Supportive housing encompasses affordable and accessible residential accommodation that provide individual-based support and services so that residents can live independently. This can include assistance with activities of daily living, medical care, or access to other community supports. Community-led projects like this one are made possible by meaningful partnerships with government and local agencies.
“Lakeshore Lofts was built with the community in mind, and we’re pleased we were able to respond to the needs identified by individuals, families, other agencies, and the Region of Peel to complete this project.” – Graham Cubitt, Director of Projects & Development at Indwell
The 68-unit apartment complex (primarily composed of one-bedroom units with six studios) includes amenity space for tenants on the first and fourth levels. The site is adjacent to a public transit stop and close to all civic amenities, enabling tenants to actively engage in the broader community without relying on automotive transportation. The ground floor space is used for larger gatherings/ activities while the top floor common room is for smaller groups and offers a view of the lake. The furnishings were created by students from Sheridan College’s Bachelor of Craft and Design program in collaboration with Lakeshore Lofts tenants.
A significant feature of Lakeshore Lofts is the energy efficiency it provides, following the Passive House US (PHIUS+ 2018) standard, considered to be one of the most rigorous voluntary energy-based standards in the design and construction industry. By following this standard, Indwell is reducing greenhouse gas emissions and lowering tenant lower utility costs. In fact, the entire building is powered by electricity, and there is no fossil fuel service connection.

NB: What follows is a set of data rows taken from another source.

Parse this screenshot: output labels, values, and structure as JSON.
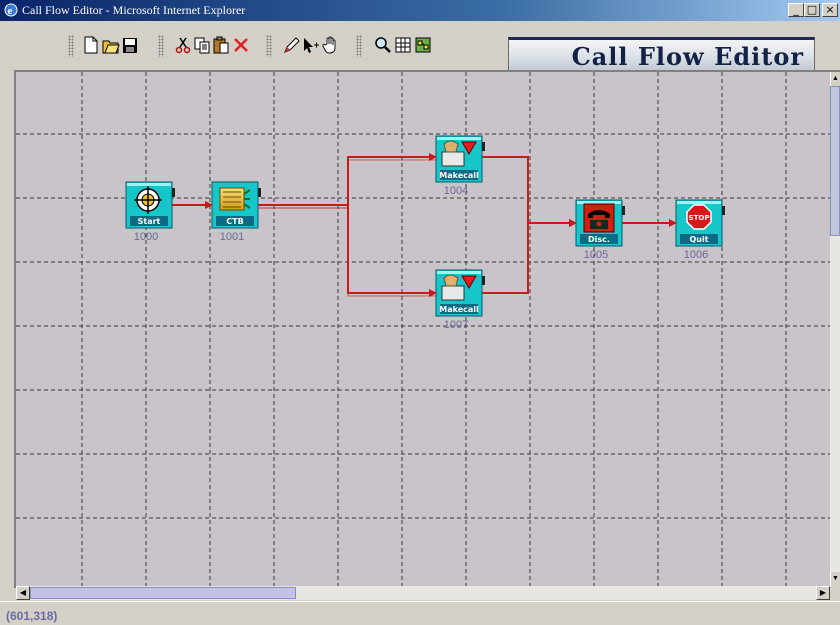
{
  "window": {
    "title": "Call Flow Editor - Microsoft Internet Explorer",
    "controls": {
      "minimize": "_",
      "maximize": "□",
      "close": "×"
    }
  },
  "toolbar": {
    "groups": [
      [
        "new-icon",
        "open-icon",
        "save-icon"
      ],
      [
        "cut-icon",
        "copy-icon",
        "paste-icon",
        "delete-icon"
      ],
      [
        "draw-link-icon",
        "select-pointer-icon",
        "hand-pan-icon"
      ],
      [
        "zoom-icon",
        "grid-icon",
        "properties-icon"
      ]
    ]
  },
  "logo": {
    "text": "Call Flow Editor"
  },
  "flow": {
    "nodes": [
      {
        "id": "1000",
        "caption": "Start",
        "type": "start"
      },
      {
        "id": "1001",
        "caption": "CTB",
        "type": "ctb"
      },
      {
        "id": "1004",
        "caption": "Makecall",
        "type": "makecall"
      },
      {
        "id": "1007",
        "caption": "Makecall",
        "type": "makecall"
      },
      {
        "id": "1005",
        "caption": "Disc.",
        "type": "disconnect"
      },
      {
        "id": "1006",
        "caption": "Quit",
        "type": "quit"
      }
    ],
    "links": [
      {
        "from": "1000",
        "to": "1001"
      },
      {
        "from": "1001",
        "to": "1004"
      },
      {
        "from": "1001",
        "to": "1007"
      },
      {
        "from": "1004",
        "to": "1005"
      },
      {
        "from": "1007",
        "to": "1005"
      },
      {
        "from": "1005",
        "to": "1006"
      }
    ],
    "link_color": "#cc1a1a",
    "quit_sign_text": "STOP"
  },
  "colors": {
    "canvas": "#c9c3ca",
    "grid": "#3a3a3a",
    "node_fill": "#17c6c9",
    "title_bar": "#0a246a"
  },
  "status": {
    "coords": "(601,318)"
  }
}
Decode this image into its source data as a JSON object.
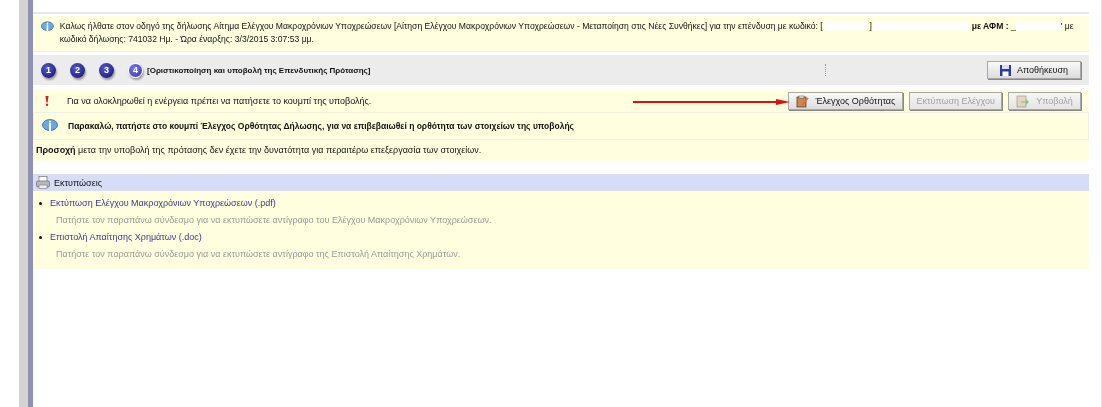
{
  "welcome": {
    "text": "Καλως ήλθατε στον οδηγό της δήλωσης Αίτημα Ελέγχου Μακροχρόνιων Υποχρεώσεων [Αίτηση Ελέγχου Μακροχρόνιων Υποχρεώσεων - Μεταποίηση στις Νέες Συνθήκες] για την επένδυση με κωδικό: [",
    "after_code": "]",
    "afm_label": "με ΑΦΜ :",
    "afm_prefix": "_",
    "tail": "' με κωδικό δήλωσης: 741032 Ημ. - Ώρα έναρξης: 3/3/2015 3:07:53 μμ."
  },
  "steps": [
    {
      "label": "1",
      "selected": false
    },
    {
      "label": "2",
      "selected": false
    },
    {
      "label": "3",
      "selected": false
    },
    {
      "label": "4",
      "selected": true
    }
  ],
  "step_title": "[Οριστικοποίηση και υποβολή της Επενδυτικής Πρότασης]",
  "save_button": "Αποθήκευση",
  "notice": "Για να ολοκληρωθεί η ενέργεια πρέπει να πατήσετε το κουμπί της υποβολής.",
  "actions": [
    {
      "label": "Έλεγχος Ορθότητας",
      "disabled": false,
      "kind": "check"
    },
    {
      "label": "Εκτύπωση Ελέγχου",
      "disabled": true,
      "kind": "print"
    },
    {
      "label": "Υποβολή",
      "disabled": true,
      "kind": "submit"
    }
  ],
  "info": "Παρακαλώ, πατήστε στο κουμπί Έλεγχος Ορθότητας Δήλωσης, για να επιβεβαιωθεί η ορθότητα των στοιχείων της υποβολής",
  "warning": "**Προσοχή** μετα την υποβολή της πρότασης δεν έχετε την δυνατότητα για περαιτέρω επεξεργασία των στοιχείων.",
  "prints": {
    "title": "Εκτυπώσεις",
    "items": [
      {
        "link": "Εκτύπωση Ελέγχου Μακροχρόνιων Υποχρεώσεων (.pdf)",
        "description": "Πατήστε τον παραπάνω σύνδεσμο για να εκτυπώσετε αντίγραφο του Ελέγχου Μακροχρόνιων Υποχρεώσεων."
      },
      {
        "link": "Επιστολή Απαίτησης Χρημάτων (.doc)",
        "description": "Πατήστε τον παραπάνω σύνδεσμο για να εκτυπώσετε αντίγραφο της Επιστολή Απαίτησης Χρημάτων."
      }
    ]
  }
}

The building design includes the following energy efficiency features:
- Passive House level of whole building air tightness testing, 0.06 cfm/ft2 @ 50 Pa
- Improved floor slab, R-22
- Improved above-grade wall enclosure, R-30 Improved roof assembly, R-44
- Optimized window-to-wall ratio, reducing excessive fenestration
- Fiberglass window frames with triple pane glass
- High energy recovery for residential and common area ventilation systems
- Air source heat pump heating and cooling systems with high levels of energy efficiency
- Reduction of energy use associated with hybrid air source heat pump water heaters distributed on all floors and water fixtures with lower flow rates
- Reduced lighting power density for residential common areas, office spaces and exterior lighting
The façade design is inspired by the multi-faceted undulation of the waves on nearby Lake Ontario, and where the blue ombre ACM paneling was inspired by water, the interior uses biomimicry with maple plywood paneling to create a sense of warmth and place for the tenants. Each apartment has a unique entrance with a variation in blue paints and maple panels, creating a welcoming niche.
Animating the pedestrian experience is a large-scale public art installation celebrating Port Credit. The Mississauga Arts Council and Port Credit BIA held a design competition, with local artist David Anthony selected for this project. The three themes highlighted were the musical community, food culture, and Lake Ontario as central aspects of local identity. While the building itself is a flagship emblem of the possibility to create new housing solutions to address homelessness, including public art allows the building to broaden its social impacts even further.